An odd and perhaps uncomfortable anecdote, and I offer it only to say that New York has always seemed, to outsiders like myself, very exciting, full of surprises, and more than a little scary. Why was I more comfortable in Tokyo--with its subways, its taxi and bus drivers, its store people, its night life--than with those in New York? Nevertheless, like most everybody else, I've kept coming back to New York whenever I had the chance, since the pleasures and excitement more than make up for the unease, the jitters.

(Insert here: stuff about garden, why New Yorkers, of all people, need a Chinese garden. Astor Court at the Met well planned and helpful, but not quite a sense of being away from the world--)

My year as a fellowship student at the Metropolitan Museum, 1953-4, brought a series of revelations. Glimpses of the quirkier side of the museum world, through occupying for half a year a desk at the far end of Alan Priest's office. (He was, as you know, for many years Curator of Asian Art at the Met.) This was just when Priest was carrying on a feud with Larry Sickman and Jean Pierre Dubosc, as well as his own curator Aschwin Lippe, arguing against them that Sung paintings, even when they weren't genuine (as most of the ones he was buying and exhibiting weren't) were still more beautiful than the Ming-Ch'ing paintings that Sickman and Dubosc and Lippe were exhibiting and writing about. This was just when Aschwin was organizing his first-ever exhibition of Nanking School painting. Alan Priest lost, of course, and that older way of thinking was discredited, and the serious study and collecting of Ming-Qing paintings was able to begin-- a turning point in the history of our field. Other revelations included my first realization that Chinese painting could be tied to issues of intellectual history, through lectures given by Nelson Wu at China Institute; my first glimmerings of understanding of the Chinese tradition of connoisseurship, through weekly sessions with C. C. Wang; numerous visits to dealers, notably Frank Caro, Alice Boney, Walter Hochstadter, later Nat Hammer, Joseph Seo, and others.

But most importantly, a realization of the crucial role played in Chinese art circles, of which I had previously known only the academic side, by collectors of great knowledge and taste.

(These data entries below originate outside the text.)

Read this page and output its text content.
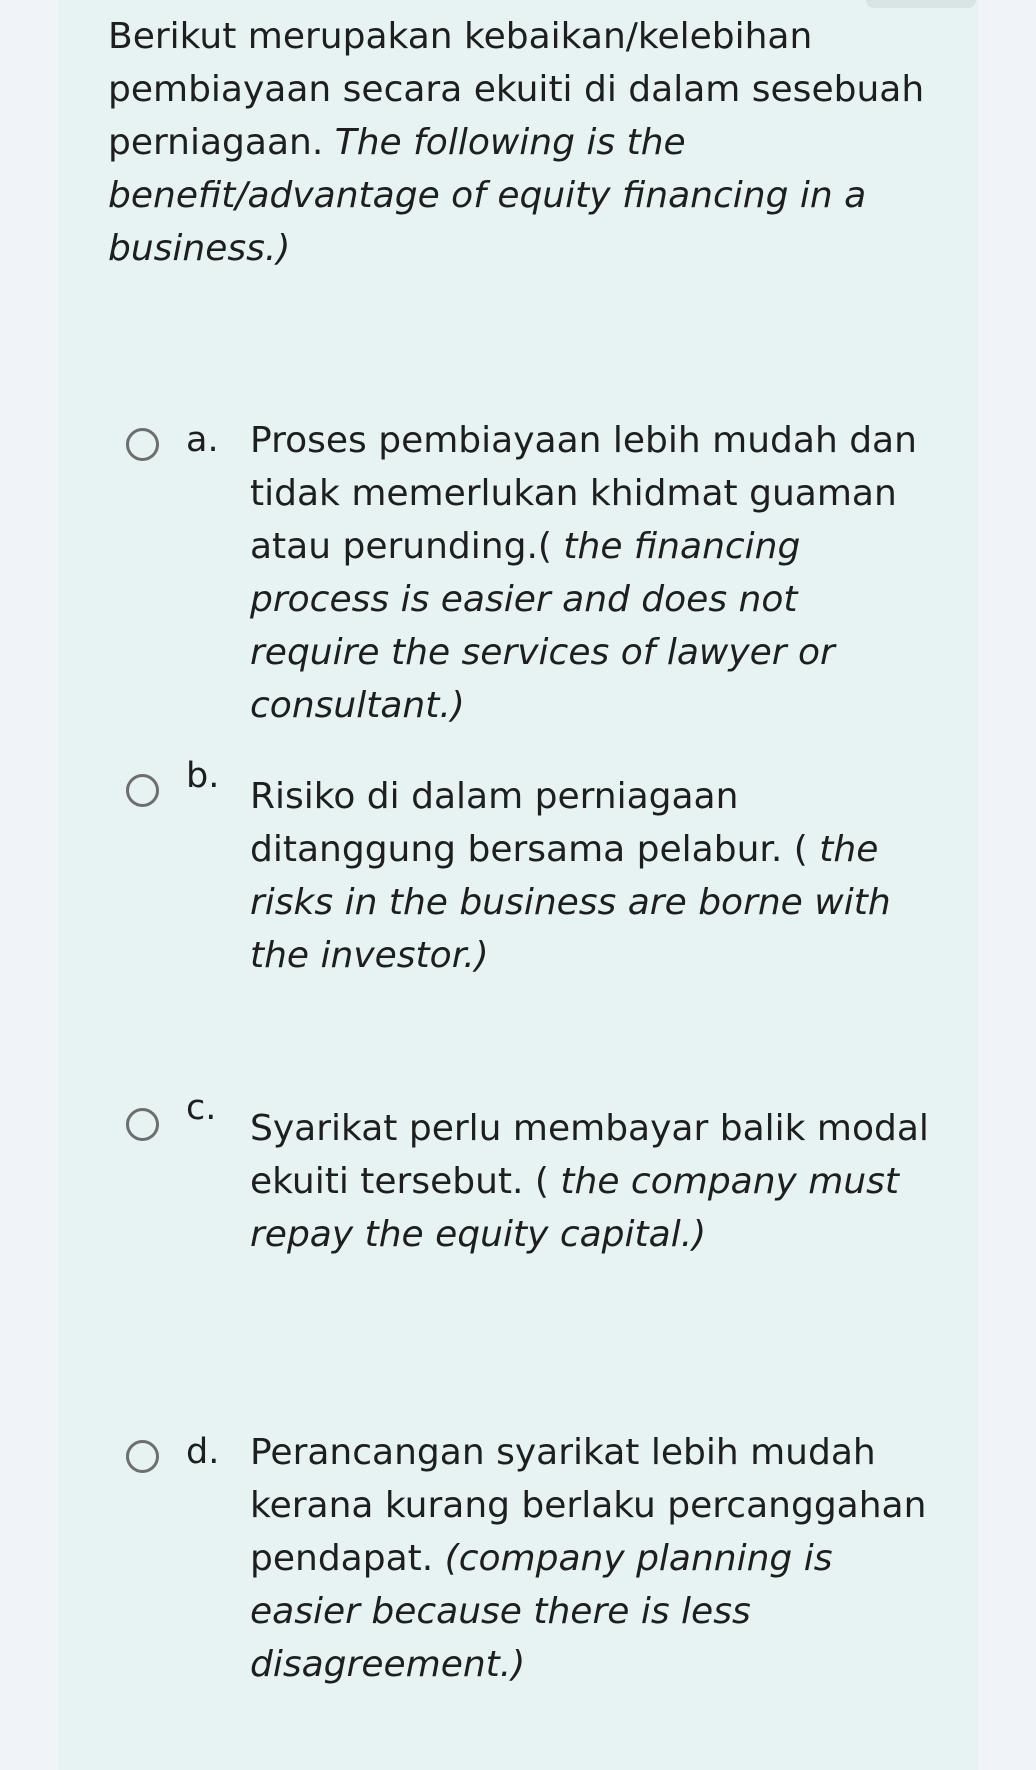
Berikut merupakan kebaikan/kelebihan pembiayaan secara ekuiti di dalam sesebuah perniagaan. The following is the benefit/advantage of equity financing in a business.)
a. Proses pembiayaan lebih mudah dan tidak memerlukan khidmat guaman atau perunding.( the financing process is easier and does not require the services of lawyer or consultant.)
b. Risiko di dalam perniagaan ditanggung bersama pelabur. ( the risks in the business are borne with the investor.)
c. Syarikat perlu membayar balik modal ekuiti tersebut. ( the company must repay the equity capital.)
d. Perancangan syarikat lebih mudah kerana kurang berlaku percanggahan pendapat. (company planning is easier because there is less disagreement.)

Time spent with Pauline and Johnny Falk, Frederick Mayer (not a painting collector, but a man with extraordinarily refined taste), Mary and Jackson Burke (more for Japanese paintings than Chinese, but a few Chinese too), Ernest Erickson, Wango Weng, later C. D. or Nick Carter, John Crawford, John Elliott and others, gave me insights into how some of these people had reached levels of understanding of quality in Chinese art beyond those of most academic scholars. And that very distinguished lineage is carried on by still others, notably Guy and Marie-Helene Weill, and Oscar Tang--it's beyond my purpose to try to list them all, and I apologize for leaving out equally distinguished collectors who specialize in areas other than painting. My point is that along with the great museums and dealers and auction houses, New York has always represented for me a world center for Chinese art collecting, and I feel very fortunate to have been the recipient, over half a century, of extraordinary generosity from those collectors. So I want to toast New York's collectors of Chinese art, and their immense contributions to our field of study.